The best thing that can happen for a new phone is to be touted as an iPhone-Killer. Like FIC Neo 1973, based on OpenMoko Linux. Indeed, here is an explicit comparison of Neo and iPhone.
Meizu M8

A picture of Meizu M8, an Oriental look-alike of iPhone is getting it’s share of hype on gadget blogs.

Whether it’s Steve Ballmer shrugging it off as too expensive, or Nokia calling it too ambitious, iPhone has had a very tangible effect on the industry, at least in the short term. Interesting times ahead.

February 2, 2007

BluXone – Harness the power of Bluetooth

Filed under: BluXone — harshdeep @ 8:40 pm


Mayank announced the beta release of BluXone (Blu-Zone) to a hall full of cheering mobile enthusiasts at Mobile Monday, Delhi last week. The response of the audience was heart-warming – an encouraging culmination of months of after-office hours development.
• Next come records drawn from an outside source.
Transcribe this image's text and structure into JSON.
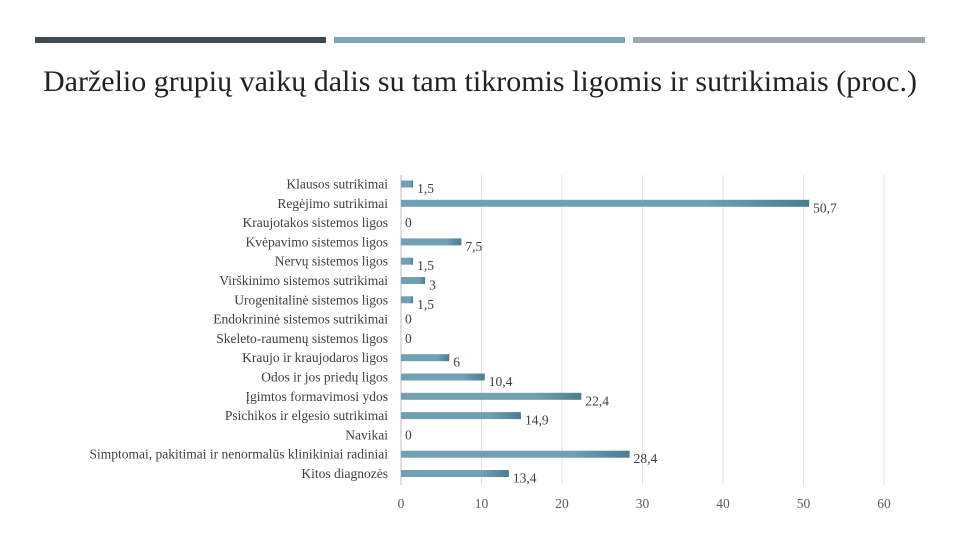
{
  "decor": {
    "colors": [
      "#3f4a4f",
      "#78a8b8",
      "#a0a6aa"
    ]
  },
  "chart_data": {
    "type": "bar",
    "orientation": "horizontal",
    "title": "Darželio grupių vaikų dalis su tam tikromis ligomis ir sutrikimais (proc.)",
    "categories": [
      "Klausos sutrikimai",
      "Regėjimo sutrikimai",
      "Kraujotakos sistemos ligos",
      "Kvėpavimo sistemos ligos",
      "Nervų sistemos ligos",
      "Virškinimo sistemos sutrikimai",
      "Urogenitalinė sistemos ligos",
      "Endokrininė sistemos sutrikimai",
      "Skeleto-raumenų sistemos ligos",
      "Kraujo ir kraujodaros ligos",
      "Odos ir jos priedų ligos",
      "Įgimtos formavimosi ydos",
      "Psichikos ir elgesio sutrikimai",
      "Navikai",
      "Simptomai, pakitimai ir nenormalūs klinikiniai radiniai",
      "Kitos diagnozės"
    ],
    "values": [
      1.5,
      50.7,
      0,
      7.5,
      1.5,
      3,
      1.5,
      0,
      0,
      6,
      10.4,
      22.4,
      14.9,
      0,
      28.4,
      13.4
    ],
    "value_labels": [
      "1,5",
      "50,7",
      "0",
      "7,5",
      "1,5",
      "3",
      "1,5",
      "0",
      "0",
      "6",
      "10,4",
      "22,4",
      "14,9",
      "0",
      "28,4",
      "13,4"
    ],
    "xlim": [
      0,
      60
    ],
    "xticks": [
      "0",
      "10",
      "20",
      "30",
      "40",
      "50",
      "60"
    ],
    "grid": true,
    "bar_color": "#6fa0b3",
    "bar_color_dark": "#4a7d90"
  }
}
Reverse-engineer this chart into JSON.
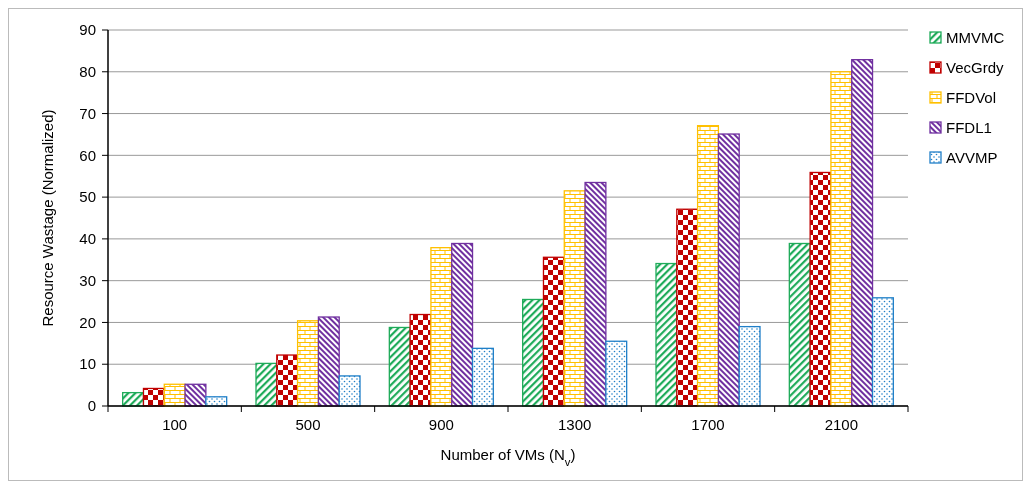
{
  "chart_data": {
    "type": "bar",
    "xlabel": "Number of  VMs (N$_{v}$)",
    "ylabel": "Resource Wastage (Normalized)",
    "categories": [
      "100",
      "500",
      "900",
      "1300",
      "1700",
      "2100"
    ],
    "series": [
      {
        "name": "MMVMC",
        "color": "#1fab5a",
        "values": [
          3.2,
          10.2,
          18.8,
          25.5,
          34.1,
          38.9
        ]
      },
      {
        "name": "VecGrdy",
        "color": "#c00000",
        "values": [
          4.2,
          12.2,
          21.9,
          35.6,
          47.1,
          55.9
        ]
      },
      {
        "name": "FFDVol",
        "color": "#ffc000",
        "values": [
          5.2,
          20.4,
          37.9,
          51.5,
          67.1,
          80.0
        ]
      },
      {
        "name": "FFDL1",
        "color": "#7030a0",
        "values": [
          5.2,
          21.3,
          38.9,
          53.5,
          65.1,
          82.9
        ]
      },
      {
        "name": "AVVMP",
        "color": "#1f7fc8",
        "values": [
          2.2,
          7.2,
          13.8,
          15.5,
          19.0,
          25.9
        ]
      }
    ],
    "ylim": [
      0,
      90
    ],
    "yticks": [
      0,
      10,
      20,
      30,
      40,
      50,
      60,
      70,
      80,
      90
    ],
    "grid": "y",
    "legend": "right"
  }
}
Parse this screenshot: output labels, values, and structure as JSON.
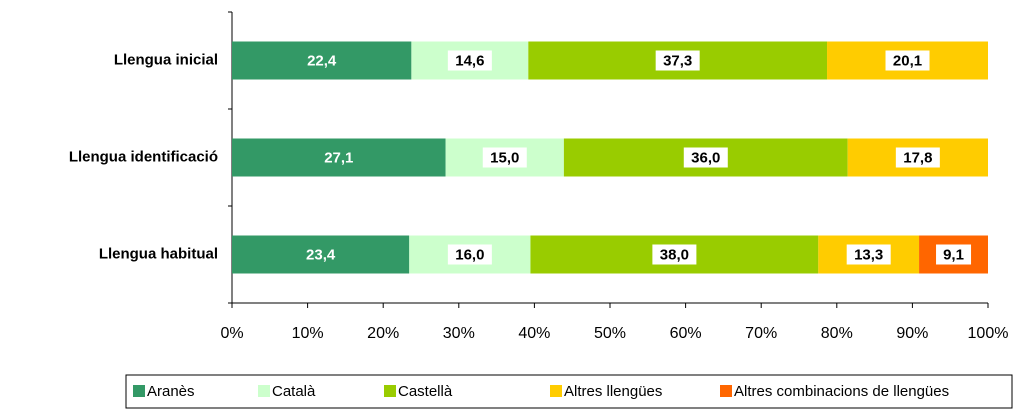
{
  "chart_data": {
    "type": "bar",
    "orientation": "horizontal",
    "stacked": "percent",
    "categories": [
      "Llengua inicial",
      "Llengua identificació",
      "Llengua habitual"
    ],
    "series": [
      {
        "name": "Aranès",
        "color": "#339966",
        "label_color": "#ffffff",
        "values": [
          22.4,
          27.1,
          23.4
        ],
        "value_labels": [
          "22,4",
          "27,1",
          "23,4"
        ]
      },
      {
        "name": "Català",
        "color": "#ccffcc",
        "label_color": "#000000",
        "values": [
          14.6,
          15.0,
          16.0
        ],
        "value_labels": [
          "14,6",
          "15,0",
          "16,0"
        ]
      },
      {
        "name": "Castellà",
        "color": "#99cc00",
        "label_color": "#000000",
        "values": [
          37.3,
          36.0,
          38.0
        ],
        "value_labels": [
          "37,3",
          "36,0",
          "38,0"
        ]
      },
      {
        "name": "Altres llengües",
        "color": "#ffcc00",
        "label_color": "#000000",
        "values": [
          20.1,
          17.8,
          13.3
        ],
        "value_labels": [
          "20,1",
          "17,8",
          "13,3"
        ]
      },
      {
        "name": "Altres combinacions de llengües",
        "color": "#ff6600",
        "label_color": "#000000",
        "values": [
          null,
          null,
          9.1
        ],
        "value_labels": [
          null,
          null,
          "9,1"
        ]
      }
    ],
    "xlim": [
      0,
      100
    ],
    "xticks": [
      {
        "value": 0,
        "label": "0%"
      },
      {
        "value": 10,
        "label": "10%"
      },
      {
        "value": 20,
        "label": "20%"
      },
      {
        "value": 30,
        "label": "30%"
      },
      {
        "value": 40,
        "label": "40%"
      },
      {
        "value": 50,
        "label": "50%"
      },
      {
        "value": 60,
        "label": "60%"
      },
      {
        "value": 70,
        "label": "70%"
      },
      {
        "value": 80,
        "label": "80%"
      },
      {
        "value": 90,
        "label": "90%"
      },
      {
        "value": 100,
        "label": "100%"
      }
    ],
    "legend": "bottom"
  }
}
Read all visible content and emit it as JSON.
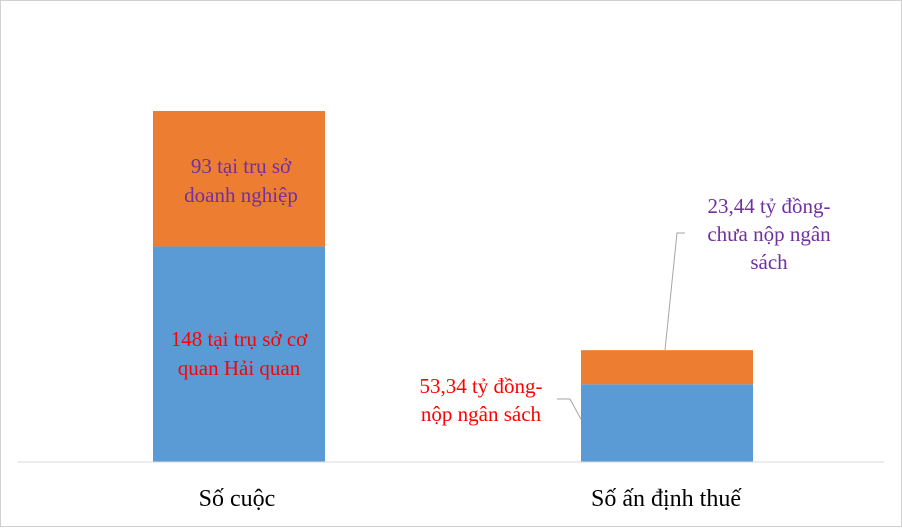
{
  "chart_data": {
    "type": "bar",
    "stacked": true,
    "categories": [
      "Số cuộc",
      "Số ấn định thuế"
    ],
    "series": [
      {
        "values": [
          148,
          53.34
        ]
      },
      {
        "values": [
          93,
          23.44
        ]
      }
    ],
    "data_labels": [
      [
        "148 tại trụ sở cơ",
        "quan Hải quan"
      ],
      [
        "93 tại trụ sở",
        "doanh nghiệp"
      ],
      [
        "53,34 tỷ đồng-",
        "nộp ngân sách"
      ],
      [
        "23,44 tỷ đồng-",
        "chưa nộp ngân",
        "sách"
      ]
    ],
    "colors": {
      "series_base": "#5b9bd5",
      "series_top": "#ed7d31",
      "label_red": "#ff0000",
      "label_purple": "#7030a0",
      "axis": "#d9d9d9",
      "leader": "#a6a6a6",
      "text": "#000000"
    },
    "grid": false,
    "legend": "none"
  }
}
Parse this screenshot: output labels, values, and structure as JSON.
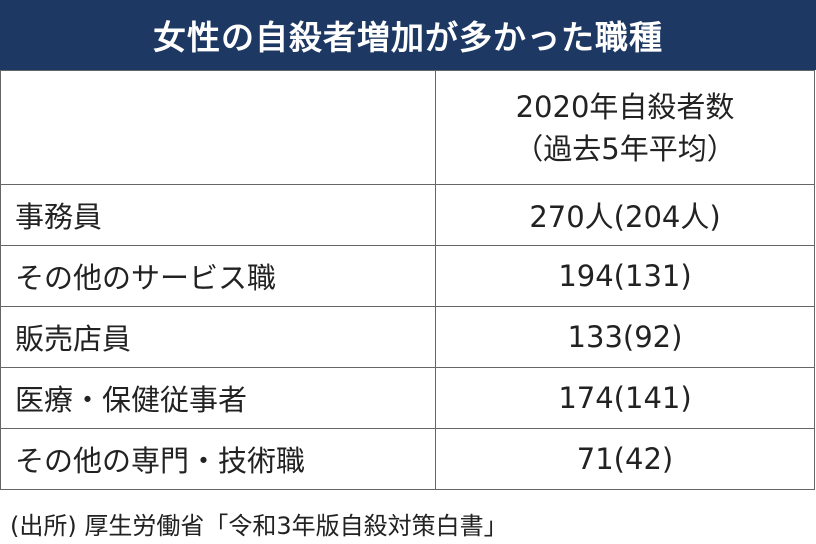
{
  "header": {
    "title": "女性の自殺者増加が多かった職種"
  },
  "table": {
    "column_header": [
      "2020年自殺者数",
      "（過去5年平均）"
    ],
    "rows": [
      [
        "事務員",
        "270人(204人)"
      ],
      [
        "その他のサービス職",
        "194(131)"
      ],
      [
        "販売店員",
        "133(92)"
      ],
      [
        "医療・保健従事者",
        "174(141)"
      ],
      [
        "その他の専門・技術職",
        "71(42)"
      ]
    ]
  },
  "footer": {
    "source": "(出所) 厚生労働省「令和3年版自殺対策白書」"
  }
}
We started working on BluXone with the intent to make sharing over Bluetooth simple. The prevalent model of sharing stuff over Bluetooth is Push-based. It you have a really funny video clip on your phone, and you want to share it with your friends through Bluetooth, you have to send it to them one by one.

Wouldn’t it be better if you could just “share” those video clips (or images or ringtones, for that matter) on your phone once, and your friends could browse and search through your shared files on their phones and download whatever they found interesting? BluXone let’s you do just that. You can share stuff on your phone, just like you share a folder on your desktop over LAN. And when you hit search in BluXone, it shows you a list of files shared by people in your vicinity and you can start downloading right away.

BluXone does some smart things behind the scenes to make sure that you get hassle-free file transfers. With normal Bluetooth file transfer, you can only send a file to one person at a time. With BluXone, however, multiple people can download multiple files from a device at the same time, thanks to an application level protocol that we developed over the Symbian Bluetooth stack.

It’s a nice way of meeting new people too. You can create a profile of yourself, with as much or as little information as you want, and people in your vicinity can view it on their phones, probably while they are downloading a ringtone from your phone. If you like somebody’s profile, you can also start a chat session with that person over Bluetooth. Convenient and free. If you are feeling particularly euphoric about something, and want to tell the world about it, just enter a message in the Announce section, and everyone carrying a device with BluXone in your vicinity will be buzzed with it.